Por Walter Lingán*
Crédito de la foto el autor
5 cuentos de Mi corazón simplificado piensa en tu sexo (2019),
de Walter Lingán
Entré en los pabellones de la muerte con los ojos en razón
Cuando ingresé a la sala, mi padre cerró el libro que leía y, a tientas, lo depositó sobre la mesita de centro.
—Lo sé —dijo en tono algo solemne— te fastidia todo esto.
Al cerciorarse, una vez más, de mi acostumbrado desconcierto, agregó:
—Lo siento, pero nadie podrá separarnos. Entonces, tranquilo, sin darle más importancia al asunto, me senté a su lado y le pedí que siga leyendo.
Desde que murió mi padre, hace diez años, se repite a diario esta ceremonia. No hago, mejor dicho, no puedo hacer nada por escapar de su fantasmal compañía. Y ahora hemos comenzado a leer Novelas ejemplares de Cervantes.
Algún día los ratones morderán mi sombra
Un día oscuro. Todo el día solo. Nadie se asomó a mi puerta, a mi ventana. Las horas apagadas y la locura desvelándose en la oscuridad. Casi toda la noche pensé en la muerte.
De súbito, en la madrugada, un extraño impulso me arrastró hacia la ventana y me empujó al vacío. Desde la altura pude ver a mi cuerpo cayendo, volando en cámara lenta, luego mi cadáver tirado sobre la cinta negra de la Luxemburger Strasse. Me sorprendió su rostro intacto, pálido, ojeroso, agobiado por las penas y los olvidos indecibles.

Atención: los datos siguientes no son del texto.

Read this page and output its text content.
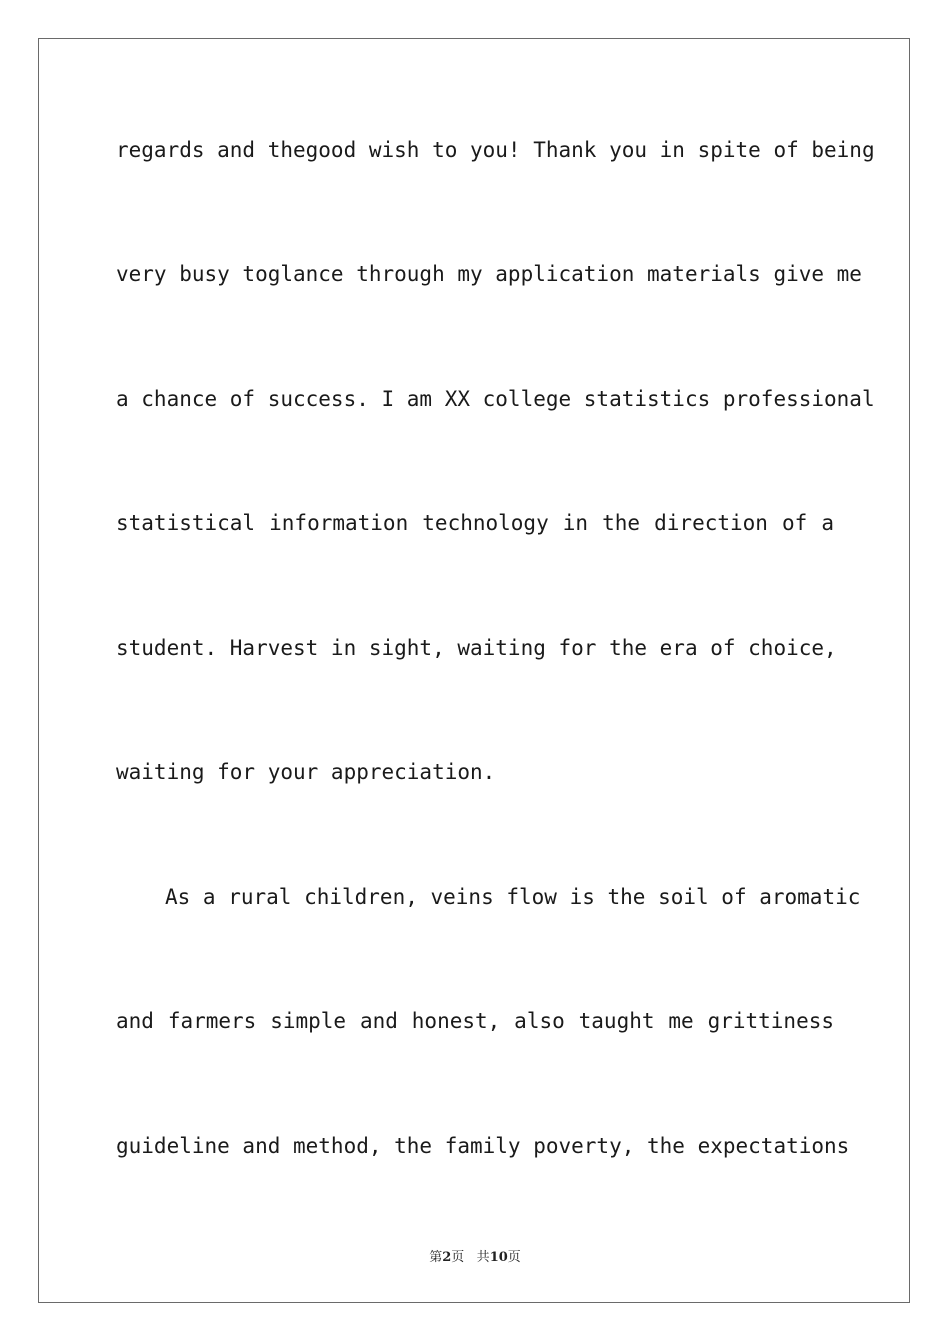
regards and thegood wish to you! Thank you in spite of being
very busy toglance through my application materials give me
a chance of success. I am XX college statistics professional
statistical information technology in the direction of a
student. Harvest in sight, waiting for the era of choice,
waiting for your appreciation.
As a rural children, veins flow is the soil of aromatic
and farmers simple and honest, also taught me grittiness
guideline and method, the family poverty, the expectations
第2页 共10页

Una mujer vestida de negro fue la primera en abrir su puerta. Alzó la vista hacia mí y empezó a reír. Una risa estridente, mostrando una O casi desdentada. Al ver mi cadáver, con voz pesarosa, cargada de luto, inició una letanía que alguna vez escuché en mi niñez. Una canción casi olvidada. Yo quiero que a mí me entierren / Como a mis antepasados / En el fondo oscuro y fresco / De una vasija de barro…
Ahora estoy convencido que nadie vendrá a mi entierro. No habrá velorio, rezos, ni reparto de café, y menos aún se reunirán frente a mi cadáver para contar chistes obscenos. Quemarán mi cuerpo desquiciado y arrojarán las cenizas a la corriente de un río, al Rin en el mejor de los casos.
La mujer imperturbable seguía con su lánguida tonada: Yo quiero que a mí me entierren / Como a mis antepasados / En el fondo oscuro y fresco / De una vasija de barro…
Mi cadáver cada vez más pesaroso tuvo deseos de llorar su noche, pero un nudo de luz se ahogó en su sombrío occidente dividido. Desde mi ventana percibo ya el mal olor de mi carne putrefacta.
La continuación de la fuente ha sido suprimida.